In addition, genetic background may play an important role in determining the fitness of dhfr alleles. Dhfr alleles are selected by treatment with the drug combination, SP. Mutations in another gene in the folate pathway, dhps, result in resistance to sulfadoxine. All parasites examined from Mawker–Thai contained 2–3 mutations in dhps in addition to 2–4 mutations in dhfr. By contrast, more than 80% of parasites from Laos still carry wild-type dhps alleles (Anderson et al. submitted). Parasites carrying mutations that confer resistance to both compounds survive better than parasites with mutations in dhfr only (Kublin et al. 2002). Hence, dhfr alleles will spread more rapidly, with greater hitchhiking of flanking neutral mutations, when accompanied by sulfadoxine-resistant dhps alleles.

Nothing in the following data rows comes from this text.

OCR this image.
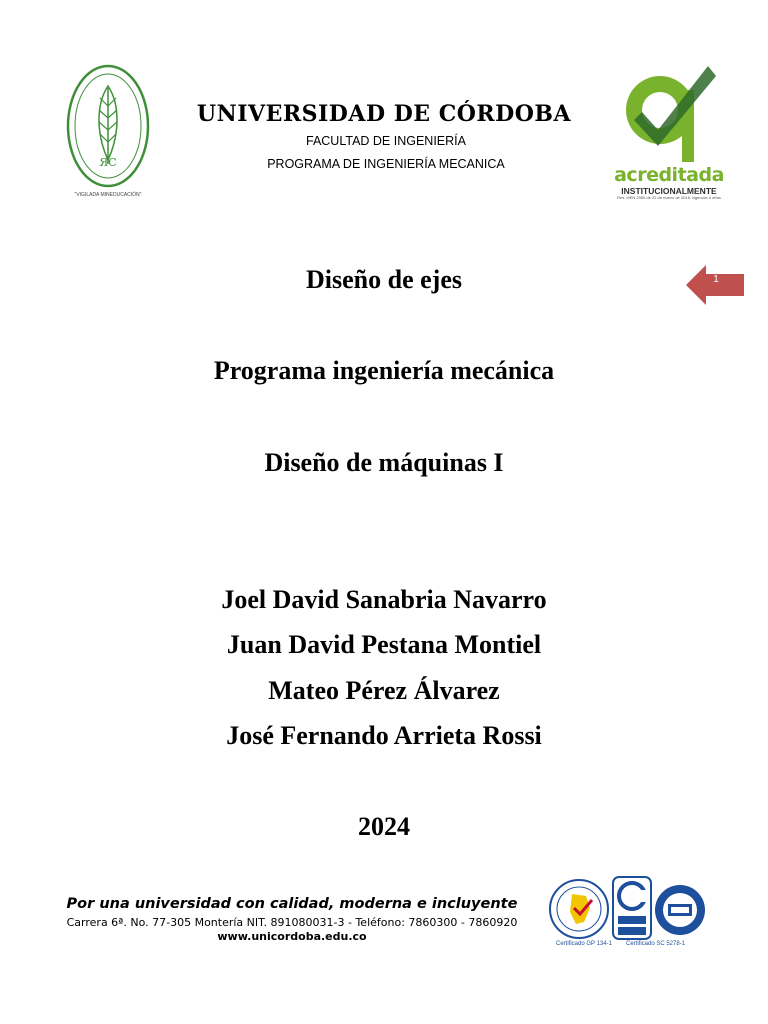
ЯC
"VIGILADA MINEDUCACIÓN"
UNIVERSIDAD DE CÓRDOBA
FACULTAD DE INGENIERÍA
PROGRAMA DE INGENIERÍA MECANICA	acreditada
INSTITUCIONALMENTE
Res. MEN 2950 de 22 de marzo de 2018, vigencia: 4 años
1
Diseño de ejes
Programa ingeniería mecánica
Diseño de máquinas I
Joel David Sanabria Navarro
Juan David Pestana Montiel
Mateo Pérez Álvarez
José Fernando Arrieta Rossi
2024
Por una universidad con calidad, moderna e incluyente
Carrera 6ª. No. 77-305 Montería NIT. 891080031-3 - Teléfono: 7860300 - 7860920
www.unicordoba.edu.co
Certificado GP 134-1 Certificado SC 5278-1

(iii) Inbreeding and recombination rates

Transmission intensity, inbreeding and recombination are intimately linked in P. falciparum, with low transmission associated with inbreeding and reduced recombination rates (Conway et al. 1999; Anderson et al. 2000; Anderson 2004). Two lines of evidence suggest that levels of transmission are higher in Laos than in Thailand. First, prevalence of P. falciparum is higher in Laos. In 1998, the countrywide prevalence of P. falciparum was 14% (Pillai et al. 2001). In southern Laos, where we collected the samples analysed here, a prevalence of P. falciparum of more than 30% has been reported (Toma et al. 2001; Vythilingam et al. 2003). By comparison, cross-sectional surveys along the Thailand/Burma border revealed prevalences of 1–4% (Luxemburger et al. 1996). Similarly, the number of infective mosquito bites has been estimated at between 1.9 and 7.5 per person per month in Sekong (Vythilingam et al. 2003). By comparison, people on the Thailand/Myanmar border are exposed to more than one infective bite per year (Nosten et al. 2000). However, transmission in Thailand was higher in the past, and has been reduced by treatment with mefloquine–artemisinin combinations since 1994 (Nosten et al. 2000). Hence, the extent to which differences in transmission and parasite recombination rate contributed to hitchhiking effects in early stages of these selective sweeps is difficult to assess.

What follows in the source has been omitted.